Вот я, например, съездил в город на субботу и воскресенье. Снял номер в гостинице, позвонил в Ленинград, пошлялся по базару… Туда-сюда. Хвать – а уже последний рубль! Куда делись?

Ума не приложу. Значит, опять работай, опять зарабатывай на хлеб? Ужасно, не правда ли?

И вовсе не ужасно. На самом деле это легко. Это удивительно легко – тратить деньги. Даже, прямо скажем, просто. Тратишь деньги и не думаешь о работе. Приведенный расчет совершенно противоестествен.

Но самое приятное – это тратить деньги на подарки. Вообще тратить деньги на себя одного неинтересно, даже неприятно как-то. Стыдно, что ли. Дарить вот – хочется. Почему мы так редко дарим?

Нет больше денег – все вышли… Вот и хорошо, завтра на работу. Как раз хватило. Вот естественный ход мысли для здорового человека.

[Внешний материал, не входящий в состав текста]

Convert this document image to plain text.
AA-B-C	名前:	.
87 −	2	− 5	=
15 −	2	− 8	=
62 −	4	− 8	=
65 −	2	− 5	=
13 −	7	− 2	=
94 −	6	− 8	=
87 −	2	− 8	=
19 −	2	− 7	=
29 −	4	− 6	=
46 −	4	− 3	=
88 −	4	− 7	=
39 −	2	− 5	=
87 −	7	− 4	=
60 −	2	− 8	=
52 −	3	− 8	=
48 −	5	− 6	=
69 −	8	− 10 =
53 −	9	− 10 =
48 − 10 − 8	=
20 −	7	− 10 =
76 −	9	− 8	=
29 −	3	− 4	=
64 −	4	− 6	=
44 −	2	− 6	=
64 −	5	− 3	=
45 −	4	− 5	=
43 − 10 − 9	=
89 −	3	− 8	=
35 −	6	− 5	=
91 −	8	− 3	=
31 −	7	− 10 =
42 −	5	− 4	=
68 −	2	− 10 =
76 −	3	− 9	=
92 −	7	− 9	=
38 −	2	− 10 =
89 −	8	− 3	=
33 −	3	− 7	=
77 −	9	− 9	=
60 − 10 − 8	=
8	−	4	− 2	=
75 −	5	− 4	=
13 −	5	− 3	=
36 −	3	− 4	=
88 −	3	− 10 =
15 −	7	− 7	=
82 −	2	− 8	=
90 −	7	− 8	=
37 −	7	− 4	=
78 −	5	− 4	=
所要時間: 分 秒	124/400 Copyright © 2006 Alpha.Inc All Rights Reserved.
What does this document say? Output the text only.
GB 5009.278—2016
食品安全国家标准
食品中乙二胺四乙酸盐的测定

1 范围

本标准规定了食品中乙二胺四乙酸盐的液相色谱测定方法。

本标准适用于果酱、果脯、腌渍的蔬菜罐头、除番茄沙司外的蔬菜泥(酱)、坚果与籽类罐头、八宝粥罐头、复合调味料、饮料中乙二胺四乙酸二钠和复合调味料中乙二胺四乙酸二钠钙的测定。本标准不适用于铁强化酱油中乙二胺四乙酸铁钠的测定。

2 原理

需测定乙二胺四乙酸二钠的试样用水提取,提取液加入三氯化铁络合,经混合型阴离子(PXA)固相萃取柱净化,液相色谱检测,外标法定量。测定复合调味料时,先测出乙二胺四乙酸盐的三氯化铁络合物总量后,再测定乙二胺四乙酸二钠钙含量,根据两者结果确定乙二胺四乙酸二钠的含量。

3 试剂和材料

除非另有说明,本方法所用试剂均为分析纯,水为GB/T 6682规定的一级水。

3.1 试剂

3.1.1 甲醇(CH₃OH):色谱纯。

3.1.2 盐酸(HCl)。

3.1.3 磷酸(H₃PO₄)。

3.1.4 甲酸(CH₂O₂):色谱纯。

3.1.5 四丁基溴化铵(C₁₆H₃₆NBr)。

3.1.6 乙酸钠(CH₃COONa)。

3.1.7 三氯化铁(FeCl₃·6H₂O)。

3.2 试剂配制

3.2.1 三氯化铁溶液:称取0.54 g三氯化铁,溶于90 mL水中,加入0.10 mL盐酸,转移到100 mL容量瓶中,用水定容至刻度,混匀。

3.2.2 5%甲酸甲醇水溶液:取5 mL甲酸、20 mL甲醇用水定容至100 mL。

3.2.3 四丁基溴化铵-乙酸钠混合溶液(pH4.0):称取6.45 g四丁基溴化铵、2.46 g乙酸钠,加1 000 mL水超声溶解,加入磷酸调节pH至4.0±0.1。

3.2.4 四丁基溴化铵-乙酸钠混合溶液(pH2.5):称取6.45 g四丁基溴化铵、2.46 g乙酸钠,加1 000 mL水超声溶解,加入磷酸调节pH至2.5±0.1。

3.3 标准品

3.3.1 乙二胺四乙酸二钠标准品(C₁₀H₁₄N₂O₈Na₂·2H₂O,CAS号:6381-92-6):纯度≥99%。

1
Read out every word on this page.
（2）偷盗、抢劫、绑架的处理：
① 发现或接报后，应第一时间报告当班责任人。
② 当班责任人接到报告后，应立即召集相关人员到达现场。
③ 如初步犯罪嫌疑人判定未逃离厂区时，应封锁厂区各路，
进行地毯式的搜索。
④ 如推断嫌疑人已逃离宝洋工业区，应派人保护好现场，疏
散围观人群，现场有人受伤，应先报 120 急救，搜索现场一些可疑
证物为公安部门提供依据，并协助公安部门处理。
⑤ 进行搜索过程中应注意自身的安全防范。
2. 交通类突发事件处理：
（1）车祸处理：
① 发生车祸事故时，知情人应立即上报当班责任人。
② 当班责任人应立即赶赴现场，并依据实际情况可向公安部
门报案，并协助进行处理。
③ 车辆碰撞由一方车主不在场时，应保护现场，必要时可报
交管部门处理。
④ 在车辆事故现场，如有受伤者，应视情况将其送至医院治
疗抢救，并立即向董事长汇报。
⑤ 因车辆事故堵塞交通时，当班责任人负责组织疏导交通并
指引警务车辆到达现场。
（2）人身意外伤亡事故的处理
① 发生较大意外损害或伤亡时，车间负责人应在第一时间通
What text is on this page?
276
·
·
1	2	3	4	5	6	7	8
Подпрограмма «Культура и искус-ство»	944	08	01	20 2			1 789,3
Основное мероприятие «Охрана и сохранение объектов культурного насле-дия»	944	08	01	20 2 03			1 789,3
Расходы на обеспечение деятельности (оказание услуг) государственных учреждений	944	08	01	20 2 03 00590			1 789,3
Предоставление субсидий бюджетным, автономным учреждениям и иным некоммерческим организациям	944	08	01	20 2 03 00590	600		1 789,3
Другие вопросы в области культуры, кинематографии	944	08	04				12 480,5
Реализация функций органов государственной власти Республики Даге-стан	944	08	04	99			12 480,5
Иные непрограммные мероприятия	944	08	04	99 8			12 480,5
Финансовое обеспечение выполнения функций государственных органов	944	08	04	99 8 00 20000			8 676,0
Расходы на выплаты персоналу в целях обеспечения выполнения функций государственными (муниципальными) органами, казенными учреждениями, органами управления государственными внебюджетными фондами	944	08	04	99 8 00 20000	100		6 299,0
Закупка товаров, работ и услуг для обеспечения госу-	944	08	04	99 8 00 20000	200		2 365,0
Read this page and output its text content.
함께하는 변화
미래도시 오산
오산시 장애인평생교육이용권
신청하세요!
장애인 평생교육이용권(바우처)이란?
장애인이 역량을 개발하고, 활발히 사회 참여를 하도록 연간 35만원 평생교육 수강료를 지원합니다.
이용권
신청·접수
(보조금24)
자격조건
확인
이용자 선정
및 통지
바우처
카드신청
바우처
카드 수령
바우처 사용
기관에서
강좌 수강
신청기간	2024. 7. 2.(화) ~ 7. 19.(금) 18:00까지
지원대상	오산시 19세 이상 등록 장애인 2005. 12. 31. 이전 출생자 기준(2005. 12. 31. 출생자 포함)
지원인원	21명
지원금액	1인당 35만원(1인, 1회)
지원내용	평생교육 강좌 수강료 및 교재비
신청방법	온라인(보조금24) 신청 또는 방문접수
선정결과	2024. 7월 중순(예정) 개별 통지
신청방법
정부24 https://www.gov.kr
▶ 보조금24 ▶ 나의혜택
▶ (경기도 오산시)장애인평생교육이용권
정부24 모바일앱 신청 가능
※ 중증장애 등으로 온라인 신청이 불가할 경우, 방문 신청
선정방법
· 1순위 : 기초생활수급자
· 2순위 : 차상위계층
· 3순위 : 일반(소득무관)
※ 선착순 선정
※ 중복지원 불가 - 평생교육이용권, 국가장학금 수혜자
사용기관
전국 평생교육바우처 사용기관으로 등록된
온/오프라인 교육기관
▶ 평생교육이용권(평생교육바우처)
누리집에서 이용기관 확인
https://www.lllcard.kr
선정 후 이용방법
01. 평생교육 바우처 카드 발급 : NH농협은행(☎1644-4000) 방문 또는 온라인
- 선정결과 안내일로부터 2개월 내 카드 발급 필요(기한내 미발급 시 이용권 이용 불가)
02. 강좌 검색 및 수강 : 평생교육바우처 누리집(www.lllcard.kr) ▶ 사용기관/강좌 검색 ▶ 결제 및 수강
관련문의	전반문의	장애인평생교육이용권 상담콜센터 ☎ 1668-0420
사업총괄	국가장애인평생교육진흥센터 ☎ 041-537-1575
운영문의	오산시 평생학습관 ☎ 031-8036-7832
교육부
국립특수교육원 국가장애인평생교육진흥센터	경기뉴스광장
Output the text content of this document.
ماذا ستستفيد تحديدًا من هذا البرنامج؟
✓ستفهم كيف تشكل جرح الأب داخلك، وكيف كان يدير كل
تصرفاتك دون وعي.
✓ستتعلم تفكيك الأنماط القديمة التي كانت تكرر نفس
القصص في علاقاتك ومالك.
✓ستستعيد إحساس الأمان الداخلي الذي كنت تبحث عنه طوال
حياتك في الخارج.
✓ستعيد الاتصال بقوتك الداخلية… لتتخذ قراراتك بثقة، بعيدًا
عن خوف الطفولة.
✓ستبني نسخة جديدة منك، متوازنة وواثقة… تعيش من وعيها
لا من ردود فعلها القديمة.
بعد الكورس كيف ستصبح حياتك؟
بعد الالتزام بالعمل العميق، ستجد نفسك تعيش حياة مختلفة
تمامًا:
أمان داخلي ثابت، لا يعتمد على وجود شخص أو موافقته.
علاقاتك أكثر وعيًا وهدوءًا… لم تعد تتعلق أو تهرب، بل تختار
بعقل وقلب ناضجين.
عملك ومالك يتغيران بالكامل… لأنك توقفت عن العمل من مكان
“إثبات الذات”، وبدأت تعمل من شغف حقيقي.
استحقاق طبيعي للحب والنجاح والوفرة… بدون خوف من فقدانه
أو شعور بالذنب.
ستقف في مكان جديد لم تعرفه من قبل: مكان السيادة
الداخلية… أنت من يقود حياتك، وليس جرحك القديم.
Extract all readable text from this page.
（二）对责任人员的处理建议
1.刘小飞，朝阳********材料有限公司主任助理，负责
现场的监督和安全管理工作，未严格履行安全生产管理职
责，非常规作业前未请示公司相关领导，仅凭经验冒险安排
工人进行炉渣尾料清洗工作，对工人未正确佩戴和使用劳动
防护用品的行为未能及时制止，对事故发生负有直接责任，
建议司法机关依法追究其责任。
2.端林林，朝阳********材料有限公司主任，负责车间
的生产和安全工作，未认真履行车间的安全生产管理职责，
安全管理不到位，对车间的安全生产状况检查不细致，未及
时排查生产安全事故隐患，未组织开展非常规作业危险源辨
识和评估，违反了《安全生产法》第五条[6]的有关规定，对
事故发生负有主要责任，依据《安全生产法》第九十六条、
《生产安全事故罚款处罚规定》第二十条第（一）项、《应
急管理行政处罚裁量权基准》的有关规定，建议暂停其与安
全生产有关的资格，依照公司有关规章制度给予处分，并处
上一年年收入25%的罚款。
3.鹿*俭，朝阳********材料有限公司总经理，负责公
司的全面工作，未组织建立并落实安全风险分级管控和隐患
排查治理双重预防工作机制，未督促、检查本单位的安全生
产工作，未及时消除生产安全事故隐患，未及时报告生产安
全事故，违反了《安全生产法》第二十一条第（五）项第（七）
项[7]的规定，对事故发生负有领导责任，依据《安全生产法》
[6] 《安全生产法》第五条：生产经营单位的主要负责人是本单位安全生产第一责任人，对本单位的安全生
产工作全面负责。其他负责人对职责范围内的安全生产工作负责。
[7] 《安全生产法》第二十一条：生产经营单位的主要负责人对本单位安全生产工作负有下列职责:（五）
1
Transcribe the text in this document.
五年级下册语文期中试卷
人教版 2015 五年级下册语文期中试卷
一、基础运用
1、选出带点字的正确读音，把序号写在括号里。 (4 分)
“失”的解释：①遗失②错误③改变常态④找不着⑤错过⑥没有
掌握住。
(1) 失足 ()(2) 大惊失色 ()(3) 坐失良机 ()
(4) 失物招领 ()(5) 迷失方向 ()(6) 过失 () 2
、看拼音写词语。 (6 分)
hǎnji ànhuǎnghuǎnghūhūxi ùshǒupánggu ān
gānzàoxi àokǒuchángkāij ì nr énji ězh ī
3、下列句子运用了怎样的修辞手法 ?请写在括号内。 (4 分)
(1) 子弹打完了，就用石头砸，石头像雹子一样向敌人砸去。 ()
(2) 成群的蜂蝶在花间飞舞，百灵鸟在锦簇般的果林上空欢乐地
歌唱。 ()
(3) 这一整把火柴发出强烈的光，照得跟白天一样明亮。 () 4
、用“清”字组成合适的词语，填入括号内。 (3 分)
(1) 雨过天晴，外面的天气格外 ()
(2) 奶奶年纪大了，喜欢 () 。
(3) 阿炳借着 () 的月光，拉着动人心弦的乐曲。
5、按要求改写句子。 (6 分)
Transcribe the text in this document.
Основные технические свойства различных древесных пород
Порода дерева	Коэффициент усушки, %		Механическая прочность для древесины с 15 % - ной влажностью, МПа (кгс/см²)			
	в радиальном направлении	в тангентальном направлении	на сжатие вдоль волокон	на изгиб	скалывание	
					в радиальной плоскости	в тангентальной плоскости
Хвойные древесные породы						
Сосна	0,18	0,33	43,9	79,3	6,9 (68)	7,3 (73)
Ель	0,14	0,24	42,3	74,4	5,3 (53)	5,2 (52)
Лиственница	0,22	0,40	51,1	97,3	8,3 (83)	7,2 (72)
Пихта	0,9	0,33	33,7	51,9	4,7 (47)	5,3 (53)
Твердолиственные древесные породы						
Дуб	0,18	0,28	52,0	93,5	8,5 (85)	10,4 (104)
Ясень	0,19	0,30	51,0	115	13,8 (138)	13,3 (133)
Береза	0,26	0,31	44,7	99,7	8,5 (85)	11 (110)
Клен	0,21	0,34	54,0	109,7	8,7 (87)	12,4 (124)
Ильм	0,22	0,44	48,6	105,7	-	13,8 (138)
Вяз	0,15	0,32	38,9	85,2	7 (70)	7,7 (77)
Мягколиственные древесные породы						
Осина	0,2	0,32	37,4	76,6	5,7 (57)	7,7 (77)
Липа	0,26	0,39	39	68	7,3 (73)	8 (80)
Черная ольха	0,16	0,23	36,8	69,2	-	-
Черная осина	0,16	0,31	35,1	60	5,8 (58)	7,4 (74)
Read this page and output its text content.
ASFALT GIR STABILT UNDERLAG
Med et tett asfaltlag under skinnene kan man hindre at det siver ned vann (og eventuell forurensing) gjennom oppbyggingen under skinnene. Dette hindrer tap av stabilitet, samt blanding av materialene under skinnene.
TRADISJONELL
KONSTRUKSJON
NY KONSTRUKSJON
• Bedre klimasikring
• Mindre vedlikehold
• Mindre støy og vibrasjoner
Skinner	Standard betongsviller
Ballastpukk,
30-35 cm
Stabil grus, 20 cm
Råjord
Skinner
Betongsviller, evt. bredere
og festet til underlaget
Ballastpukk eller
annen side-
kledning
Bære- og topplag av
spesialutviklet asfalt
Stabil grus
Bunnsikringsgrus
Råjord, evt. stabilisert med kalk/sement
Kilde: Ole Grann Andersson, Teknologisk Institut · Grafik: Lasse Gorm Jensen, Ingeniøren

Конечно, оплата по труду, материальная заинтересованность – это неразделимо с трудом. И все-таки в нас по-человечески распадается: работа – одно, а деньги – другое.

Разные вещи.

Веселый человек

Я работаю с Толиком. Работать с ним легко. И жить с ним легко. Все он делает как-то без усилий, незаметно. И мне помогает. Поначалу ведь не все выходит так, как надо. Помогает он тоже незаметно.

Толик видел в жизни разное. Всякое.

И все его взлеты и падения, казалось, оставляли в нем только след мудрости – а сожаления, зависти, ревности (что вот не достиг, не так сложилась жизнь) в нем не было.

Он говорил:

– Жизнь я прожил по-хорошему…

Или:

– Не понимаю, чего это вам ссориться, что вы мрачные такие… Веселее надо. Вот я – веселый человек.

Или:

– Шутить надо больше. В этом огромная наша беда – мало мы шутим. Легче надо. И веселее. Вот я – человек веселый…

Но за всем этим ходит где-то большая грусть. Где-то там, за шуткой, жестом, на донышке взгляда…

Есть у Толика и официально отрицательные черты. Например – пьет.

И вот когда выпьет, берет гитару.

Так здравствуй, поседевшая любовь моя…

Или пляшет. Цыганочку.

Тело его становится удивительно легким. И тогда он кажется особенно, подчеркнуто худым. Туловище во время танца неподвижно. Руки – плети. И только ноги, тощие, обутые в тапки, двигаются вдохновенно, мягко – бесшумная чечетка. Толик не любит ухарства в танце, стука.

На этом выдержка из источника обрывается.